Core Tip: The controlling nutritional status (CONUT) score was significantly associated with the postoperative prognosis of colorectal cancer patients. Compared with other nutritional scores, CONUT score could serve as an optimal prognostic nutritional index to predict the long-term outcome after radical surgery for colorectal cancer.

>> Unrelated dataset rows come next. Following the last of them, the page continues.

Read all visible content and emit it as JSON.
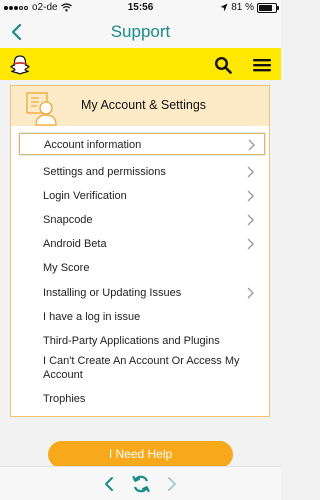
{
  "status_bar": {
    "carrier": "o2-de",
    "time": "15:56",
    "battery": "81 %",
    "battery_level": 0.81
  },
  "nav": {
    "title": "Support"
  },
  "header": {
    "logo": "ghost-icon",
    "search_icon": "search-icon",
    "menu_icon": "menu-icon"
  },
  "card": {
    "title": "My Account & Settings",
    "icon": "account-settings-icon",
    "items": [
      {
        "label": "Account information",
        "chevron": true,
        "selected": true
      },
      {
        "label": "Settings and permissions",
        "chevron": true
      },
      {
        "label": "Login Verification",
        "chevron": true
      },
      {
        "label": "Snapcode",
        "chevron": true
      },
      {
        "label": "Android Beta",
        "chevron": true
      },
      {
        "label": "My Score",
        "chevron": false
      },
      {
        "label": "Installing or Updating Issues",
        "chevron": true
      },
      {
        "label": "I have a log in issue",
        "chevron": false
      },
      {
        "label": "Third-Party Applications and Plugins",
        "chevron": false
      },
      {
        "label": "I Can't Create An Account Or Access My Account",
        "chevron": false
      },
      {
        "label": "Trophies",
        "chevron": false
      }
    ]
  },
  "cta": {
    "label": "I Need Help"
  },
  "colors": {
    "accent_teal": "#1a8a8a",
    "header_yellow": "#ffe800",
    "cta_orange": "#f7a81b",
    "card_border": "#f2c27a"
  }
}
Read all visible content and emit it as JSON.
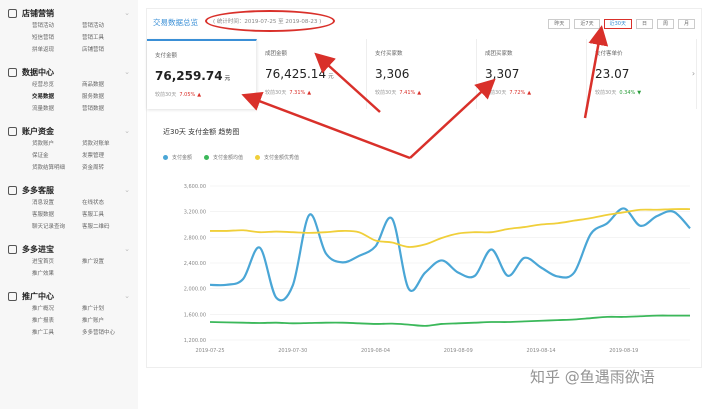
{
  "sidebar": {
    "sections": [
      {
        "title": "店铺营销",
        "items": [
          "营销活动",
          "营销活动",
          "短信营销",
          "营销工具",
          "拼单返现",
          "店铺营销"
        ]
      },
      {
        "title": "数据中心",
        "items": [
          "经营总览",
          "商品数据",
          "交易数据",
          "服务数据",
          "流量数据",
          "营销数据"
        ],
        "active": 2
      },
      {
        "title": "账户资金",
        "items": [
          "货款账户",
          "货款对账单",
          "保证金",
          "发票管理",
          "货款结算明细",
          "资金周转"
        ]
      },
      {
        "title": "多多客服",
        "items": [
          "消息设置",
          "在线状态",
          "客服数据",
          "客服工具",
          "聊天记录查询",
          "客服二维码"
        ]
      },
      {
        "title": "多多进宝",
        "items": [
          "进宝首页",
          "推广设置",
          "推广效果"
        ]
      },
      {
        "title": "推广中心",
        "items": [
          "推广概况",
          "推广计划",
          "推广报表",
          "推广账户",
          "推广工具",
          "多多营销中心"
        ]
      }
    ]
  },
  "header": {
    "title": "交易数据总览",
    "stat_time": "( 统计时间：2019-07-25 至 2019-08-23 )",
    "range_buttons": [
      "昨天",
      "近7天",
      "近30天",
      "日",
      "周",
      "月"
    ],
    "active_range": 2
  },
  "kpis": [
    {
      "label": "支付金额",
      "value": "76,259.74",
      "unit": "元",
      "compare": "较前30天",
      "pct": "7.05%",
      "dir": "up"
    },
    {
      "label": "成团金额",
      "value": "76,425.14",
      "unit": "元",
      "compare": "较前30天",
      "pct": "7.31%",
      "dir": "up"
    },
    {
      "label": "支付买家数",
      "value": "3,306",
      "unit": "",
      "compare": "较前30天",
      "pct": "7.41%",
      "dir": "up"
    },
    {
      "label": "成团买家数",
      "value": "3,307",
      "unit": "",
      "compare": "较前30天",
      "pct": "7.72%",
      "dir": "up"
    },
    {
      "label": "支付客单价",
      "value": "23.07",
      "unit": "",
      "compare": "较前30天",
      "pct": "0.34%",
      "dir": "down"
    }
  ],
  "trend_title": "近30天 支付金额 趋势图",
  "colors": {
    "accent": "#3a8fd6",
    "annotation_red": "#d9302a",
    "series_blue": "#4aa6d6",
    "series_green": "#3bb85a",
    "series_yellow": "#f0cf3a"
  },
  "chart_data": {
    "type": "line",
    "ylim": [
      1200,
      3600
    ],
    "yticks": [
      "3,600.00",
      "3,200.00",
      "2,800.00",
      "2,400.00",
      "2,000.00",
      "1,600.00",
      "1,200.00"
    ],
    "xticks": [
      "2019-07-25",
      "2019-07-30",
      "2019-08-04",
      "2019-08-09",
      "2019-08-14",
      "2019-08-19"
    ],
    "x": [
      "07-25",
      "07-26",
      "07-27",
      "07-28",
      "07-29",
      "07-30",
      "07-31",
      "08-01",
      "08-02",
      "08-03",
      "08-04",
      "08-05",
      "08-06",
      "08-07",
      "08-08",
      "08-09",
      "08-10",
      "08-11",
      "08-12",
      "08-13",
      "08-14",
      "08-15",
      "08-16",
      "08-17",
      "08-18",
      "08-19",
      "08-20",
      "08-21",
      "08-22",
      "08-23"
    ],
    "series": [
      {
        "name": "支付金额",
        "color": "#4aa6d6",
        "values": [
          2060,
          2060,
          2150,
          2640,
          1860,
          2050,
          3150,
          2550,
          2410,
          2510,
          2660,
          3090,
          2000,
          2250,
          2440,
          2250,
          2200,
          2610,
          2200,
          2480,
          2330,
          2190,
          2250,
          2850,
          3020,
          3250,
          2980,
          3130,
          3200,
          2940
        ]
      },
      {
        "name": "支付金额均值",
        "color": "#3bb85a",
        "values": [
          1480,
          1475,
          1470,
          1465,
          1470,
          1460,
          1465,
          1470,
          1470,
          1460,
          1450,
          1455,
          1440,
          1420,
          1450,
          1460,
          1470,
          1480,
          1480,
          1490,
          1500,
          1510,
          1520,
          1540,
          1560,
          1560,
          1570,
          1580,
          1580,
          1580
        ]
      },
      {
        "name": "支付金额优秀值",
        "color": "#f0cf3a",
        "values": [
          2900,
          2900,
          2910,
          2880,
          2890,
          2880,
          2870,
          2880,
          2900,
          2880,
          2750,
          2720,
          2650,
          2690,
          2790,
          2860,
          2880,
          2880,
          2930,
          2960,
          3000,
          3020,
          3060,
          3100,
          3150,
          3190,
          3230,
          3230,
          3240,
          3240
        ]
      }
    ]
  },
  "watermark": "知乎 @鱼遇雨欲语"
}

- Citation: Liu LX, Wang H, Gao B, Xu TT, Yuan QG, Zhou SZ, Ding C, Miao J, Guan WX. Preoperative controlling nutritional status as an optimal prognostic nutritional index to predict the outcome for colorectal cancer. World J Gastrointest Oncol 2024; 16(2): 343-353
- URL: https://www.wjgnet.com/1948-5204/full/v16/i2/343.htm
- DOI: https://dx.doi.org/10.4251/wjgo.v16.i2.343
Colorectal cancer is the third most common cancer in the world and ranks second in cancer-related deaths despite improvements in treatment[1,2]. Therefore, identifying effective tools in prognostic prediction for colorectal cancer is warranted. Especially after radical colorectal cancer surgery. Early risk stratification contributes to individualized treatment and overall prognosis.

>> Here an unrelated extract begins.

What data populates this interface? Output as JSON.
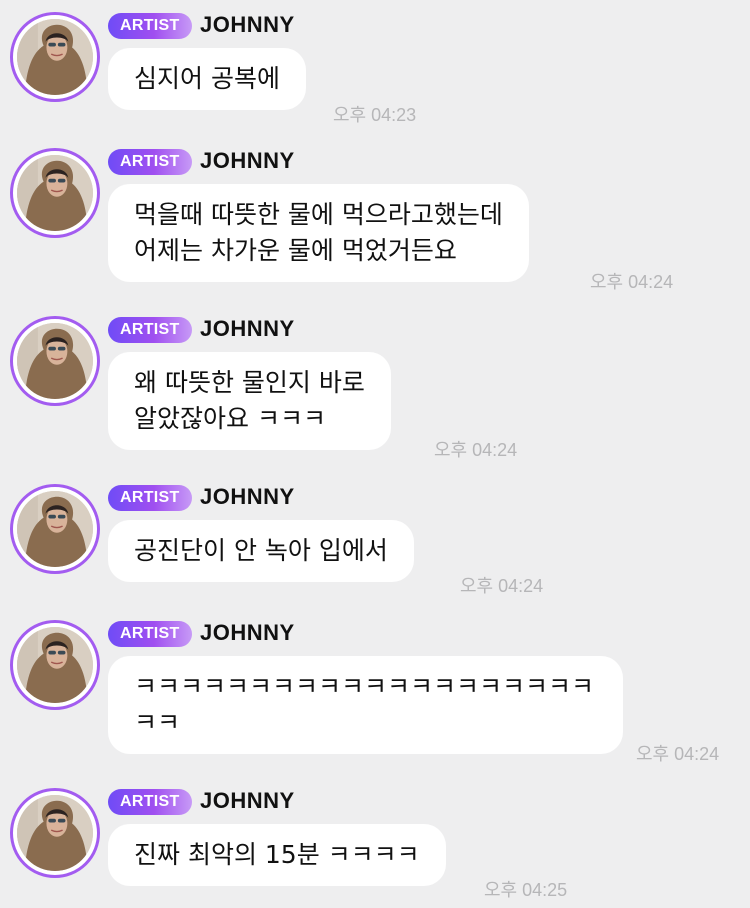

Several studies have shown that a decline in nutritional status hinders recovery after surgery, thus leading to poor prognosis[3,4]. The decline of nutritional status leads to the disorder of net protein balance in the body, when protein synthesis is insufficient to compensate for protein decomposition, thus affecting the muscle content of the body[5]. Sarcopenia occurs when the muscle content is reduced and has been confirmed as an independent risk factor for multiple cancers in several studies[6-9]. Currently, sarcopenia is mainly diagnosed by analyzing computed tomography (CT) images of the third vertebral slice. However, the CT method of skeletal muscle measurement has many drawbacks, including high expense, radiation exposure, and sophisticated manipulation, which largely restricts its wide application. Therefore, a series of nutrition-related scoring tools, such as controlling nutritional status (CONUT), modified Glasgow prognostic score (mGPS), prognostic nutritional index (PNI), neutrophil-to-lymphocyte ratio (NLR), and others have been developed to replace muscle measurement depending on serological indicators. Moreover, studies have shown that these nutrition-related scores can be used to evaluate the prognosis of patients with colorectal cancer[10-13]. However, their predictive performance varies between studies. Therefore, we need a convenient and relatively accurate nutrition-related scoring tool to evaluate the prognosis of patients with colorectal cancer.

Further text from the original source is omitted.